Wednesday, August 19, 2015

Fleischer on Mandatory College Endowments in the NYT

Professor Victor Fleischer from the University of San Diego has an opinion piece in today's New York Times advocating an 8% annual required payout for university endowments over $100 million.   Such a payout is more than the 5% amount required for private foundations under Section 4941, and well more than the payouts for medical research organizations and private operating foundations.  In fact, it is more than the amount set as a rebuttable presumption of unreasonableness for endowment spending under Section 4(d) of UPMIFA, which is 7%.

Fleischer's concern was prompted by his research into investment manager compensation, which indicated that that private equity fund managers received more in payouts than students at at least five universities: Harvard, Yale, Texas, Stanford and Princeton.   Much of this compensation was in the form of the dreaded carried interest, which is under scrutiny in numerous arenas, not just the nonprofit world.

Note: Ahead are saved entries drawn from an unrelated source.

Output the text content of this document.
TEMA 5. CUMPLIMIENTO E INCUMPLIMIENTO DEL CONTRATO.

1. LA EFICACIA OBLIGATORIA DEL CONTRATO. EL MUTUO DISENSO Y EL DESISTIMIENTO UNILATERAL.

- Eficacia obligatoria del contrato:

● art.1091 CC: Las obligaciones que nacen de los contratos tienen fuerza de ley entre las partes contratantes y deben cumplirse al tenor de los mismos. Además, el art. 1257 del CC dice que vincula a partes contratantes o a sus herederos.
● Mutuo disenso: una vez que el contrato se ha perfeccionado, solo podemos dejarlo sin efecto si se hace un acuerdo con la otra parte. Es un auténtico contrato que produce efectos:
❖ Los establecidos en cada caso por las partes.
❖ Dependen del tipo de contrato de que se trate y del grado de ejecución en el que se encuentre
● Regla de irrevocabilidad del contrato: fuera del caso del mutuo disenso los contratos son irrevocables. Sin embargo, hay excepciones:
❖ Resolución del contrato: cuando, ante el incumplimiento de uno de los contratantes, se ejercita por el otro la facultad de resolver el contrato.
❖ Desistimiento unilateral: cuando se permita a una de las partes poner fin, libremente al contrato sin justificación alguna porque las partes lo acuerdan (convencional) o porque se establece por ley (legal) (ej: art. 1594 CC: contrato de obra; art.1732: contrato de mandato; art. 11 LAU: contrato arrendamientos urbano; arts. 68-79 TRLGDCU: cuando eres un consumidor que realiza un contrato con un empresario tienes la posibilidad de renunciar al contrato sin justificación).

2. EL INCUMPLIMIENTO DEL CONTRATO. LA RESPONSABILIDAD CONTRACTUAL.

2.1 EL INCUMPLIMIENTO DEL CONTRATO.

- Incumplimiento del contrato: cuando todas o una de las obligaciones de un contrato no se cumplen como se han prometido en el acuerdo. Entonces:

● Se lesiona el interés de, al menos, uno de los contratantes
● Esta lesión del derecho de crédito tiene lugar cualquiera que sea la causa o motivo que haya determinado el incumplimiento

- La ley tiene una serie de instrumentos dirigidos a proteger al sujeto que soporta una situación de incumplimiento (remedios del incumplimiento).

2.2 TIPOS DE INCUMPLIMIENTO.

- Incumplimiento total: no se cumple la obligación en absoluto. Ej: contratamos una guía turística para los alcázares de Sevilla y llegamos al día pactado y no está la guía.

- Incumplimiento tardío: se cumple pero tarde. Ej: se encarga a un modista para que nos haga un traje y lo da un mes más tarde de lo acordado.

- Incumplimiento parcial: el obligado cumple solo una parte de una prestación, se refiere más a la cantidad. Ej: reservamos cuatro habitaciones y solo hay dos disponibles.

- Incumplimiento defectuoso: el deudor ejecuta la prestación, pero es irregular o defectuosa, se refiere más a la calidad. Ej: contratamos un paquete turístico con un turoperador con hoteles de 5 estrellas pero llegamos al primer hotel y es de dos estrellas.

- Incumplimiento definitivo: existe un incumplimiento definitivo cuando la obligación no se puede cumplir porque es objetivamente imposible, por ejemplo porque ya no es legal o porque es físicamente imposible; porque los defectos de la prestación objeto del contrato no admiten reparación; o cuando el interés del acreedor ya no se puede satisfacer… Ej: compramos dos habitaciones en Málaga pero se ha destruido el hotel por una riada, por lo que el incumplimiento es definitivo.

It is an interesting proposition.   I am somewhat dubious of an 8% payout, wondering whether that might have an adverse impact on the risk profile of endowments, which by all accounts already have fairly aggressive asset allocations (Fleischer says that endowments this size are returning over 8% already so it won't matter).   I also wonder what rationale there is for subjecting only university endowments to such a rule, as it seems to me that there may be other exempt organizations of a similar size that might have a similar investment compensation issues (large foundations, for example, only pay 5%) that are not subject to such a high payout requirement.   Finally, isn't the issue really the investment manager compensation, so mandating a payout isn't really reaching the root of the problem?  But I may be picking around the edges on this.     Would love to hear others thoughts.